Here, we will be using the stochastic oscillator as an entry trigger while working on a five-minute chart. It would help if you went long when SO is at the bottom of the range and a bullish crossover occurs.
This takes a lot of our guesswork out of our trading by just using this indicator. So, when do we trade out? We trade out when SO is at the top of the range and bearish crossover occurs.
This tells us that the first step is when it’s an excellent time to get in, that is when it is at the bottom of its range. And when it is at the top of its range, the move may be coming to an end, so you might want to get out.

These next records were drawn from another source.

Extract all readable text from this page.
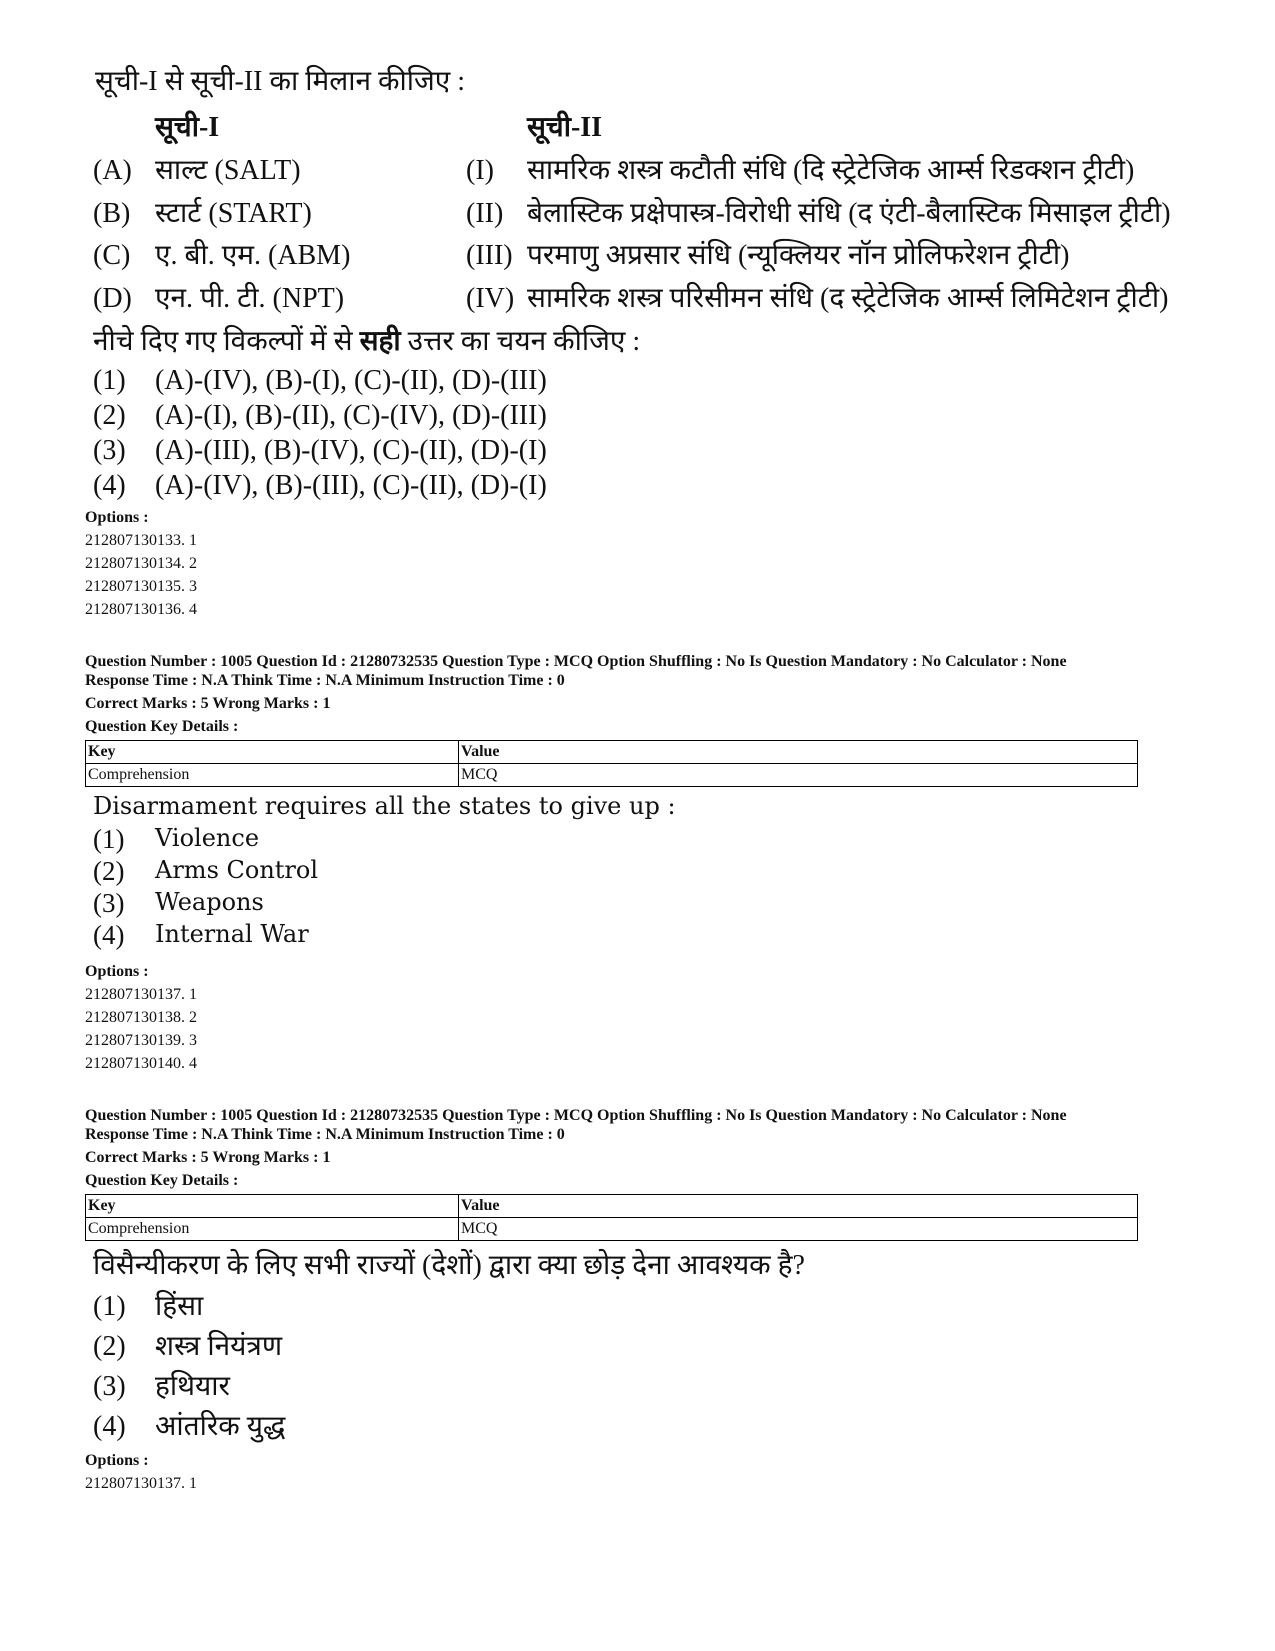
सूची-I से सूची-II का मिलान कीजिए :
सूची-I	सूची-II
(A) साल्ट (SALT)	(I) सामरिक शस्त्र कटौती संधि (दि स्ट्रेटेजिक आर्म्स रिडक्शन ट्रीटी)
(B) स्टार्ट (START)	(II) बेलास्टिक प्रक्षेपास्त्र-विरोधी संधि (द एंटी-बैलास्टिक मिसाइल ट्रीटी)
(C) ए. बी. एम. (ABM)	(III) परमाणु अप्रसार संधि (न्यूक्लियर नॉन प्रोलिफरेशन ट्रीटी)
(D) एन. पी. टी. (NPT)	(IV) सामरिक शस्त्र परिसीमन संधि (द स्ट्रेटेजिक आर्म्स लिमिटेशन ट्रीटी)
नीचे दिए गए विकल्पों में से सही उत्तर का चयन कीजिए :
(1) (A)-(IV), (B)-(I), (C)-(II), (D)-(III)
(2) (A)-(I), (B)-(II), (C)-(IV), (D)-(III)
(3) (A)-(III), (B)-(IV), (C)-(II), (D)-(I)
(4) (A)-(IV), (B)-(III), (C)-(II), (D)-(I)
Options :
212807130133. 1
212807130134. 2
212807130135. 3
212807130136. 4
Question Number : 1005 Question Id : 21280732535 Question Type : MCQ Option Shuffling : No Is Question Mandatory : No Calculator : None
Response Time : N.A Think Time : N.A Minimum Instruction Time : 0
Correct Marks : 5 Wrong Marks : 1
Question Key Details :
Key	Value
Comprehension	MCQ
Disarmament requires all the states to give up :
(1) Violence
(2) Arms Control
(3) Weapons
(4) Internal War
Options :
212807130137. 1
212807130138. 2
212807130139. 3
212807130140. 4
Question Number : 1005 Question Id : 21280732535 Question Type : MCQ Option Shuffling : No Is Question Mandatory : No Calculator : None
Response Time : N.A Think Time : N.A Minimum Instruction Time : 0
Correct Marks : 5 Wrong Marks : 1
Question Key Details :
Key	Value
Comprehension	MCQ
विसैन्यीकरण के लिए सभी राज्यों (देशों) द्वारा क्या छोड़ देना आवश्यक है?
(1) हिंसा
(2) शस्त्र नियंत्रण
(3) हथियार
(4) आंतरिक युद्ध
Options :
212807130137. 1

There is no 100% guarantee that this works all the time. But it can serve as a simple indicator that we can use. We can also use 50 and 200 period MAs (moving averages) as extra confirmation and some extra information that we might need.
For instance, if the price is above the 50-period, it tells us that the short-term trend is bullish, and hence it might be good for us to go long and ride the trend. And this is how to scalp crypto!
With these two simple and effective strategies, how to scalp crypto might become an easy thing for you. It will be better for you to read both strategies. As it will provide a choice to you that you can make depending on which one you find easier.
The first one is based on using a short EMA as a hint for you. So that you can foresee your next move. The second one removes most of the guesswork out of trading, enabling you to decide better. Although you should note that it does not work every time. Hoping this helped, happy trading!